The Ponemon Institute’s 12th annual Cost of Data Breach Study contained some good news for the world’s business community. Average data breach direct costs continued their downward trend. Between 2016 and 2017, they fell by 10% from $4 million to $3.62 million per breach and from $154 to $141 per record.

But the study also found that the size of the average data breach increased by 1.8%, to more than 24,000 records. Taken together, these statistics suggest that companies are getting better at reducing breach-related costs, but they are still struggling with the equally important task of keeping their data and intellectual property safe.

Scott Johnson, director of product management for Micro Focus Fortify, a software security vendor, says companies will remain vulnerable to intrusions until they begin taking security measures at the application level. “The network perimeter is no longer viable,” he says. “While it helps with some security issues, that is not where many of today’s vulnerabilities start or are escalated by hackers.”

Security must begin in the development process

In addition to firewalls, point protection, gap analysis, user training, and other countermeasures, companies need to ensure that security is an integral part of all applications they purchase or develop. “A lot of companies are focused on security for external applications,” says Andreas Gloege, SAP director, quality assurance solutions. “But it is important to remember that about 50% of all attacks are happening on or via internal applications.”

Internal applications are particularly attractive to hackers because they often contain more sensitive information than external applications. When developing internal applications, companies need to enforce a process that compels the IT security and application development teams to work together.

“This approach is not only possible but absolutely necessary,” says Damien Suggs, Saltworks security senior technology security manager. “Security and developers have to understand that they are on the same side.
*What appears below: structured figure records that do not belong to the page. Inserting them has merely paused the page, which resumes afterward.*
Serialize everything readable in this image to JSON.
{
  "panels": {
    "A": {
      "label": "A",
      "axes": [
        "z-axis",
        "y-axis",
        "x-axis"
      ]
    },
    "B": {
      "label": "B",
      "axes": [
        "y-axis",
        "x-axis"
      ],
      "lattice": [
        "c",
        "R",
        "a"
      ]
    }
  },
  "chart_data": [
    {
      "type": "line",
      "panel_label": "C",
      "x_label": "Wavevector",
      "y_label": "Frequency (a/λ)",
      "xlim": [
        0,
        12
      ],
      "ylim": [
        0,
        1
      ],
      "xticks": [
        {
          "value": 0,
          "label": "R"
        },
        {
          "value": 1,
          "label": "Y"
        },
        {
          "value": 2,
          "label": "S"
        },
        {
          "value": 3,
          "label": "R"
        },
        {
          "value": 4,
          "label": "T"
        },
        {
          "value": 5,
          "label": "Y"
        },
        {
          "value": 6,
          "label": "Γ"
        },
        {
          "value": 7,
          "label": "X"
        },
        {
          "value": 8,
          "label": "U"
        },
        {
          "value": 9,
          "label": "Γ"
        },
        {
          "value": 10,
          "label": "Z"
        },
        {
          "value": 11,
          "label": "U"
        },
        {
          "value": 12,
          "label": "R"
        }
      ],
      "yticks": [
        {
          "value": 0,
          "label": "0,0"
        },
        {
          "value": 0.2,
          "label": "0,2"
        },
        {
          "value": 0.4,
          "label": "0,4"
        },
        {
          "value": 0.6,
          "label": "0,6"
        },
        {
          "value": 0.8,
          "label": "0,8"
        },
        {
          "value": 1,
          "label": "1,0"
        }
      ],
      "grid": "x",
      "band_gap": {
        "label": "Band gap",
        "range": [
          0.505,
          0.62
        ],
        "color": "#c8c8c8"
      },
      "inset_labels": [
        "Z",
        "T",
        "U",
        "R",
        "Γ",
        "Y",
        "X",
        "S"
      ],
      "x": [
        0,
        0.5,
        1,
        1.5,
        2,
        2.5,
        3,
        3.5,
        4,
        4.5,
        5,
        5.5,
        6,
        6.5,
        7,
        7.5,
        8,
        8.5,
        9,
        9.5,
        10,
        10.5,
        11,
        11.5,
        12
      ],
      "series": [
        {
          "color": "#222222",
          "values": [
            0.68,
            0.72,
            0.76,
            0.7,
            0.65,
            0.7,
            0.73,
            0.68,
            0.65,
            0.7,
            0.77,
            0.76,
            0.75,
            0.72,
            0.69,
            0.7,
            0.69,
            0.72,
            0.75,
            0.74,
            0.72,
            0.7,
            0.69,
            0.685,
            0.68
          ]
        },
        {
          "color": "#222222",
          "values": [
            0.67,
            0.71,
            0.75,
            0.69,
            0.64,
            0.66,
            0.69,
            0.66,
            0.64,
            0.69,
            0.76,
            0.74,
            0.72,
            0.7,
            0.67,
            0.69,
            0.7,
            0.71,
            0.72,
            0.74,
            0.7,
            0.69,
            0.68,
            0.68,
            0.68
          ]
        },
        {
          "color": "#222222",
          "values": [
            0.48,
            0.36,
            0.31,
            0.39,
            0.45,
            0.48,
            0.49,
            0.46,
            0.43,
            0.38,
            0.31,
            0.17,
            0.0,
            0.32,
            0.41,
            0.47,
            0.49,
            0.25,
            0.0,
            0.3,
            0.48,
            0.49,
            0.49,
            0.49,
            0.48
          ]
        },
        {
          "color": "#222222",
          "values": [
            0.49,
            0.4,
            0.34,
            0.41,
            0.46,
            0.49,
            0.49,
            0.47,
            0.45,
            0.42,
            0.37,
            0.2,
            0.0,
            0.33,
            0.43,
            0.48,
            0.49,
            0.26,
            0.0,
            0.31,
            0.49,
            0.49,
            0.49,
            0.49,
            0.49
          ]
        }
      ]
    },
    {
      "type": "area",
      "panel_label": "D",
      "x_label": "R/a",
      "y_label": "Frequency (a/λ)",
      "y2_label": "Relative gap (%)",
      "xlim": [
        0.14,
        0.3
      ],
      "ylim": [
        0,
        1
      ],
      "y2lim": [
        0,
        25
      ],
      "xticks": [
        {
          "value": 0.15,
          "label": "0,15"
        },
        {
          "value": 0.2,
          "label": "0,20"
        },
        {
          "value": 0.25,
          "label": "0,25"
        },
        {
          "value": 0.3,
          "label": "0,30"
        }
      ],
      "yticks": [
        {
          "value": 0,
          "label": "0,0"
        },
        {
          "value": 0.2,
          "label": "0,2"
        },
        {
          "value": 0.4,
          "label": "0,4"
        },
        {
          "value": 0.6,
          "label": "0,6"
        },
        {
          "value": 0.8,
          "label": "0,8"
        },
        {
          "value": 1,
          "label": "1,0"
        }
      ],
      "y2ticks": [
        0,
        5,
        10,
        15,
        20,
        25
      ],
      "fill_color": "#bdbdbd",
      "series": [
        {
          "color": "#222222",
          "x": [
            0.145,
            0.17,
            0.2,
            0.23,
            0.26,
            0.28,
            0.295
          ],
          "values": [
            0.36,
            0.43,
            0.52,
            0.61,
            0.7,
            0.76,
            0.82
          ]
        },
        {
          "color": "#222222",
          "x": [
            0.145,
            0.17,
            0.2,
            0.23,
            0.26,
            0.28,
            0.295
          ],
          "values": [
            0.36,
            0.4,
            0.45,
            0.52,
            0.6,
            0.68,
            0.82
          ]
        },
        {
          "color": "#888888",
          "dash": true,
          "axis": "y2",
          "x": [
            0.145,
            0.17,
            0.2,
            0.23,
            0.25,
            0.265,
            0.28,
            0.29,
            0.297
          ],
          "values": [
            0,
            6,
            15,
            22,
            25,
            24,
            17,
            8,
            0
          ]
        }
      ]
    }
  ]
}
Security can convey this by recognizing a finding of vulnerability that needs to be addressed and then working it through the development process until it is remediated.”

Establishing a formal role for security experts in the development process can help resolve vulnerabilities before new software is released into the wild. This more proactive approach better protects valuable data stores while allowing companies to safely leverage the competitive advantages of ubiquitous connectivity.

Companies must become more security focused

To enhance security further, companies must build security into their corporate cultures. They can pursue this objective by using education and training to create a more threat-aware workforce. Security training for IT staff also should be part of this effort since few technology workers enter the workforce with a thorough understanding of security best practices.

“One of the interesting findings in our 2017 State of Security Operations report was that only one in nine universities offer security courses as part of the requirements for a computer engineering degree,” Johnson says. “That has to change.”

Until educational institutions become more focused on security, companies will have to take responsibility for improving the competency of their technical workers. Third-party security experts can help mitigate this risk by backstopping internal resources on an as-needed basis. These vendors can be particularly useful for threat assessments and identifying vulnerabilities associated with particular systems, applications, and data stores.

Vulnerabilities are likely to increase with IoT

Even as companies act to improve their security posture, they must recognize that no security system is 100% effective. Vulnerabilities are unlikely to go away—especially as the Internet of Things is woven ever more tightly into the fabric of modern life.

As companies build their security-focused cultures, they should communicate that vulnerabilities are defects in applications and not deficiencies in the developers or security staff who are supporting the products. Since these risk factors cannot be completely eliminated, any measures taken to promote security have to be balanced with the day-to-day needs of running a business.

“Security cannot be something that is slowing down the business,” Gloege says. “Security has to be something that comes naturally into what the company is doing.”

Mitigating risk and maximizing efficiency will continue to be significant challenges. To find the right balance, companies must do more than install firewalls and security appliances. They must integrate security awareness into every job description, product offer, and development effort. There really is no other choice.